Le chemin du retour fut long. Il paraissait même interminable pour Nicolas. Les embouteillages n'en finissaient plus, une moto était passée au moment où Nicolas se rabattait sur le coté. "Imbécile" avait-il crié. Il était a deux doigts d'y passer et de faire de Nicolas un assassin ce qui serait impensable. Pour couronner le tout, un orage a éclaté sur l'autoroute poussant les gens à ralentir encore plus. Il était finalement arrivé chez lui deux heures plus tard, détrempé. 

Son appartement qui n'est déjà pas très grand était jonché de cartons, d'emballages vides, de papier journal et d'un couche assez épaisse de poussière. N'ayant pas la motivation nécessaire pour ranger tout cela et faire le ménage, Nicolas se dirigea sur son balcon, heureusement protégé de la pluie. Il alluma une cigarette et s'installa dans une chaise en plastique peu confortable. Il observa le vue peu attrayante que lui offrait son balcon: des bâtiments en construction, des poubelles pleines et une rue souillée de papier et de tout autre déchet. Les voitures klaxonnaient sans arrêt et une course poursuite eut lieu. 

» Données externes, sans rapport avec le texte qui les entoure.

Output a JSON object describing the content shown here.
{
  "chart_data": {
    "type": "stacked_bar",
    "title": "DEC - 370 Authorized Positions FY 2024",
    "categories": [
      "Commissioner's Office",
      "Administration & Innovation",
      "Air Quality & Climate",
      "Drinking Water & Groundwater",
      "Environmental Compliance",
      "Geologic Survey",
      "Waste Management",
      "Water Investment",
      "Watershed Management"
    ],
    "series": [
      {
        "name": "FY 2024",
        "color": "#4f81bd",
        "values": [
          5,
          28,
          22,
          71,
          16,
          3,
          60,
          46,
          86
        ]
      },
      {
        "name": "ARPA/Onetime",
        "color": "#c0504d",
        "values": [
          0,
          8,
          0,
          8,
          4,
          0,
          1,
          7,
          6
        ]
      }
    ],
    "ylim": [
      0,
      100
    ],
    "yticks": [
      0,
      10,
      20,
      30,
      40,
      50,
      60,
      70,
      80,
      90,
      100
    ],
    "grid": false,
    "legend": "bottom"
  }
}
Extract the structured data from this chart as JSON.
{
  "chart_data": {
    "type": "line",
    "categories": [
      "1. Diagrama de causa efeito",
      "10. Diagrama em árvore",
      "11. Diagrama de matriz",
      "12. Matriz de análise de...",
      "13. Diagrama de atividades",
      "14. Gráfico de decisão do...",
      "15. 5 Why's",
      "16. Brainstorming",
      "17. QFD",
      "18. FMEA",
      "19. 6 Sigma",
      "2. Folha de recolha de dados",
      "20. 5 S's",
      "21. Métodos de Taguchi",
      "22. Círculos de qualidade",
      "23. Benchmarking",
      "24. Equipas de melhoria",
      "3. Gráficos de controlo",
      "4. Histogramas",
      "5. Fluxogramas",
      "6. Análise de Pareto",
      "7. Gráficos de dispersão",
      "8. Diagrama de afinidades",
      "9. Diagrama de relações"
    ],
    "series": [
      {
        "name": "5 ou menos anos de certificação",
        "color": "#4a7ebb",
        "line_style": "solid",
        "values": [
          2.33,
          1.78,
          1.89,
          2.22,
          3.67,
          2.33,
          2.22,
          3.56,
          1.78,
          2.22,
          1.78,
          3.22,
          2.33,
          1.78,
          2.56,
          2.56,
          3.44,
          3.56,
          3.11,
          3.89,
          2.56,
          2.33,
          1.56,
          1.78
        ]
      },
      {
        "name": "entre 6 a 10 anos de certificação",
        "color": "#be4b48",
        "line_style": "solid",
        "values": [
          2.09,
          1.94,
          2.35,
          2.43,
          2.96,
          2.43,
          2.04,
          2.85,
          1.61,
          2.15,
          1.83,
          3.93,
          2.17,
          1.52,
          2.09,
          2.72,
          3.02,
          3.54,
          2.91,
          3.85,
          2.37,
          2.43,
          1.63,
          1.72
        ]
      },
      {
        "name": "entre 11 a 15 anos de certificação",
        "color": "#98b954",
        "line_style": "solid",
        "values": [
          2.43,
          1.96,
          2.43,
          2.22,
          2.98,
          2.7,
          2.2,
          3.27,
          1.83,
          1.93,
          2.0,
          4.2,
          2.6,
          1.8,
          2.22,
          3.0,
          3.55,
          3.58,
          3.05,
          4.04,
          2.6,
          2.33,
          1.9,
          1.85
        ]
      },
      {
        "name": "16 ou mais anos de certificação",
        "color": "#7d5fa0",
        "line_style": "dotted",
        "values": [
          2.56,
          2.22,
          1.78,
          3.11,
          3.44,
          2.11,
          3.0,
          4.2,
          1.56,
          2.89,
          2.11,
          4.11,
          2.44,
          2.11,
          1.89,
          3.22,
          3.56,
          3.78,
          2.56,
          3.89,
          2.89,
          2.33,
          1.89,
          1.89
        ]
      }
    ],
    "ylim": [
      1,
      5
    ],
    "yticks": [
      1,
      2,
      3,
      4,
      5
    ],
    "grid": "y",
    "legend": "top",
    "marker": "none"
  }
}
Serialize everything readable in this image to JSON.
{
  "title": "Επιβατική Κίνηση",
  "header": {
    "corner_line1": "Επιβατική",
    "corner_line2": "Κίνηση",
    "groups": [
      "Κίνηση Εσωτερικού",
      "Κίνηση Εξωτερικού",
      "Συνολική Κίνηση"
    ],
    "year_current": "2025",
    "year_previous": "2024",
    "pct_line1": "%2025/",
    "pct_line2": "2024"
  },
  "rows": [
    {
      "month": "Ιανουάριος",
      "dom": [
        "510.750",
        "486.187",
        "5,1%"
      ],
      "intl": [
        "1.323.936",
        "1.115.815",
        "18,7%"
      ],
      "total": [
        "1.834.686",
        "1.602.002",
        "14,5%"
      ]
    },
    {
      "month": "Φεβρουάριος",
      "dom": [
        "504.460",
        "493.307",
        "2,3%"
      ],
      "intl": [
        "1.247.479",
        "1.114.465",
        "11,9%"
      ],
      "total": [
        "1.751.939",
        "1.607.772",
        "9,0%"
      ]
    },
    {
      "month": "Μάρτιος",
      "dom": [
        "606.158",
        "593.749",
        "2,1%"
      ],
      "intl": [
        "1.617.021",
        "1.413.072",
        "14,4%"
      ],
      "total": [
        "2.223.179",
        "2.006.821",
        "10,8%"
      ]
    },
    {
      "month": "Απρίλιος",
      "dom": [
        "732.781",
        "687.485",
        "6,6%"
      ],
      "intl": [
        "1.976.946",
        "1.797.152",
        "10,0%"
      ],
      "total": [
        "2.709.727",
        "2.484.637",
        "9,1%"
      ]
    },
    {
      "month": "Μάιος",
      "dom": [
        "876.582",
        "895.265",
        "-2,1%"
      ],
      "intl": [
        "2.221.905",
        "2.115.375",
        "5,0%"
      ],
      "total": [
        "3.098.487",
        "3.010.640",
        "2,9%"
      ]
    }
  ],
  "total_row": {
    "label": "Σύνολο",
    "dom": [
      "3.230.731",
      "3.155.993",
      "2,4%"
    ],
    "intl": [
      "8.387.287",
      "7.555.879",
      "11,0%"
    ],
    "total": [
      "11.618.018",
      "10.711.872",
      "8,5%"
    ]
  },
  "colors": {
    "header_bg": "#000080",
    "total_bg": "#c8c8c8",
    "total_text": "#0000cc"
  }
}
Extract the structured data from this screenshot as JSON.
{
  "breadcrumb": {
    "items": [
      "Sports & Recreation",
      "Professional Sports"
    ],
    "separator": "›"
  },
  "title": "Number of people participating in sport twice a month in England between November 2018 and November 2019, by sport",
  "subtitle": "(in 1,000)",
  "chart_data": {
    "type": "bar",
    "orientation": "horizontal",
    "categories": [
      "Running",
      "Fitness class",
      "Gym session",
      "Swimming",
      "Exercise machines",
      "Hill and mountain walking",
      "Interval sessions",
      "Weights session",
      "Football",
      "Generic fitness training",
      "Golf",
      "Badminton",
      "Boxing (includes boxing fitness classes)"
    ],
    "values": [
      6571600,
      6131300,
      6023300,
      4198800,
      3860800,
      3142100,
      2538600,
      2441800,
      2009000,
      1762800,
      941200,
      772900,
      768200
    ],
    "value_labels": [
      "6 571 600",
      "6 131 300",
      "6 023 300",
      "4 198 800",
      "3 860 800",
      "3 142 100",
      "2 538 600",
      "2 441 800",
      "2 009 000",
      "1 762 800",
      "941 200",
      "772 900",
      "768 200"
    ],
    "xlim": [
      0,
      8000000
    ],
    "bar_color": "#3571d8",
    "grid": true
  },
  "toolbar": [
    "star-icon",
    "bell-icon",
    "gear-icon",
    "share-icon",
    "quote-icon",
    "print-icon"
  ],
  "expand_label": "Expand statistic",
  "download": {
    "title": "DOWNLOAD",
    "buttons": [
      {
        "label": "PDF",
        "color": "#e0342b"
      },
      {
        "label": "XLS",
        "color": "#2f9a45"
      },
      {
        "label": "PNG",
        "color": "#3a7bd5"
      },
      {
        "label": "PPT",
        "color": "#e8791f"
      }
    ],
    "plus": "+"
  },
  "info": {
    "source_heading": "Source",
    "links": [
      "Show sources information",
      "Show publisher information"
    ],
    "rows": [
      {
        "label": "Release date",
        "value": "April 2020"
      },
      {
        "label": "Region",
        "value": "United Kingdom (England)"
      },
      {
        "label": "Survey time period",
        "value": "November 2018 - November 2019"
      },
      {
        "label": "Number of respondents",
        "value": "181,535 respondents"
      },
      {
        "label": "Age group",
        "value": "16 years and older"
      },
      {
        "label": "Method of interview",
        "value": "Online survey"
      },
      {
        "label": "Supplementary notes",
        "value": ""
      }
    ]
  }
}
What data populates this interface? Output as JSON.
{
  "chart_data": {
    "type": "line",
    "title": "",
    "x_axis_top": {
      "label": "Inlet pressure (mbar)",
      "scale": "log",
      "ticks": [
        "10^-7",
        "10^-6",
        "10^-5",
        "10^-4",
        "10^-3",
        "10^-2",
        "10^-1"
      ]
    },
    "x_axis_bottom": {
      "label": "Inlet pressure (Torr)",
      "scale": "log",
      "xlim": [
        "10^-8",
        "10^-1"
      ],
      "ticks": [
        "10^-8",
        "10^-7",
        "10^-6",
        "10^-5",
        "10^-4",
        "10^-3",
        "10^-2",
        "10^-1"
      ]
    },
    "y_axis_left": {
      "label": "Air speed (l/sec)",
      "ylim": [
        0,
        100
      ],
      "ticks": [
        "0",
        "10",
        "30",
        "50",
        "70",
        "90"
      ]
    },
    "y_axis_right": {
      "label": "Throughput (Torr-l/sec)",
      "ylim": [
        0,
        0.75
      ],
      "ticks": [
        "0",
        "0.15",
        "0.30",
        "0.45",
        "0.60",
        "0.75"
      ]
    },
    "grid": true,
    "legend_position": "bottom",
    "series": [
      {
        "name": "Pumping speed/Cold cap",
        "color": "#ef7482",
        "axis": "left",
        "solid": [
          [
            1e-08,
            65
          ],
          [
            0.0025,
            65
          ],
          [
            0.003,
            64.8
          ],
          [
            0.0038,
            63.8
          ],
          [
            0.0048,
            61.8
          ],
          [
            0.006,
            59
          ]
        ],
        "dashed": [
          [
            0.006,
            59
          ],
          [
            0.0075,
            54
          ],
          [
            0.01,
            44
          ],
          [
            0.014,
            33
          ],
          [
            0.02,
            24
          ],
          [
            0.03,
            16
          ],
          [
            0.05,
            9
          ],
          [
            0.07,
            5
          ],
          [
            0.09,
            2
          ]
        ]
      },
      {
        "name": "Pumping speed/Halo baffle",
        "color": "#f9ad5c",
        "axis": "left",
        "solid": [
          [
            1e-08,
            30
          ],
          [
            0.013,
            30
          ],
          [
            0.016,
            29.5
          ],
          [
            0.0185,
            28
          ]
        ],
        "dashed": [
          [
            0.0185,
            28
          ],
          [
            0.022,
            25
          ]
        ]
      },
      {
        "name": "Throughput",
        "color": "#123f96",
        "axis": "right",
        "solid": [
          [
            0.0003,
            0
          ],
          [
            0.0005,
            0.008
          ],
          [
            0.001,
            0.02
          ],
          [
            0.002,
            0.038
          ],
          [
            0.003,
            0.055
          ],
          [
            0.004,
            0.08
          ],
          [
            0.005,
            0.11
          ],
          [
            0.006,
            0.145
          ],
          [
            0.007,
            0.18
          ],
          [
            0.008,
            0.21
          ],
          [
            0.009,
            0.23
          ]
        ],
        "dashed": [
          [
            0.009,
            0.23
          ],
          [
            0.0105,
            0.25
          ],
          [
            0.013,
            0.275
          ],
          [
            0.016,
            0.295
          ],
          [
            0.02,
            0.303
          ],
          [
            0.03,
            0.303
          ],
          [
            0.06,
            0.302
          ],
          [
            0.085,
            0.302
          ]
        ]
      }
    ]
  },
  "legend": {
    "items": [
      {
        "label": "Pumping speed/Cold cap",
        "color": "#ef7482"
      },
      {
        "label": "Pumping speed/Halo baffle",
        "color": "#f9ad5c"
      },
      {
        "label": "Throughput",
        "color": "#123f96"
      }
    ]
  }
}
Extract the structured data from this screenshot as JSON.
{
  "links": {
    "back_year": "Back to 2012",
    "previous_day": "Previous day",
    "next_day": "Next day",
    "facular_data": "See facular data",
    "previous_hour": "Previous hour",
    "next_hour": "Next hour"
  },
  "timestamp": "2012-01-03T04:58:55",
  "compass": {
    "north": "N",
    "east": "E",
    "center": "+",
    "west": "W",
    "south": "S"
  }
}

Nicolas observait les gens dans la rue qui couraient sous l'orage. Il leur imaginait une destination, imaginait leur situation familiale et amoureuse. En voyant une jeune femme bien apprêtée avec un parapluie noir courir, il se dit qu'elle se rendait probablement à un rendez-vous galant. Ou peut-être simplement à un dîner d'affaires. Un homme vêtu d'un survêtement et d'une capuche marchait de façon rapide et se retournait souvent avec l'air de ne pas vouloir être suivit. Il allait probablement faire ses affaires très peu légales dans le quartier qui se situe à deux rues d'ici. Nicolas remarqua une dame âgée qui peinait à marcher, qui tenait d'une main un parapluie et de l'autre un sac de course. Nicolas se dit qu'elle vivait seule, ses enfants seraient partis depuis longtemps et son mari ne serait plus en vie depuis quelques années. Elle aurait fait les courses pour elle seule et passerait sa soirée devant la télé et s'endormirait seule. Nicolas aime bien cette dame, il ne la connait pas mais il la trouve très attachante et se retrouve en elle. Lui aussi passe ses soirées seul, à manger seul devant la télé avant de s'endormir tout habillé devant cette même télé. Il espère qu'avec la rentrée prochaine il ne se sentira plus aussi seul. Les copies des élèves l'occuperont une bonne partie de la soirée et de la nuit. Du moins, c'est ce qu'il espère. Il aime ça, être concentré sur quelque chose pour ne plus penser.  Il déteste cela, penser. Cela lui rappelle chaque chose vécue et chaque tracas de la vie quotidienne. 

A contrecœur, Nicolas se leva de sa chaise et rentra dans son appartement, finalement décidé à ranger et à faire le ménage pour s'occuper l'esprit.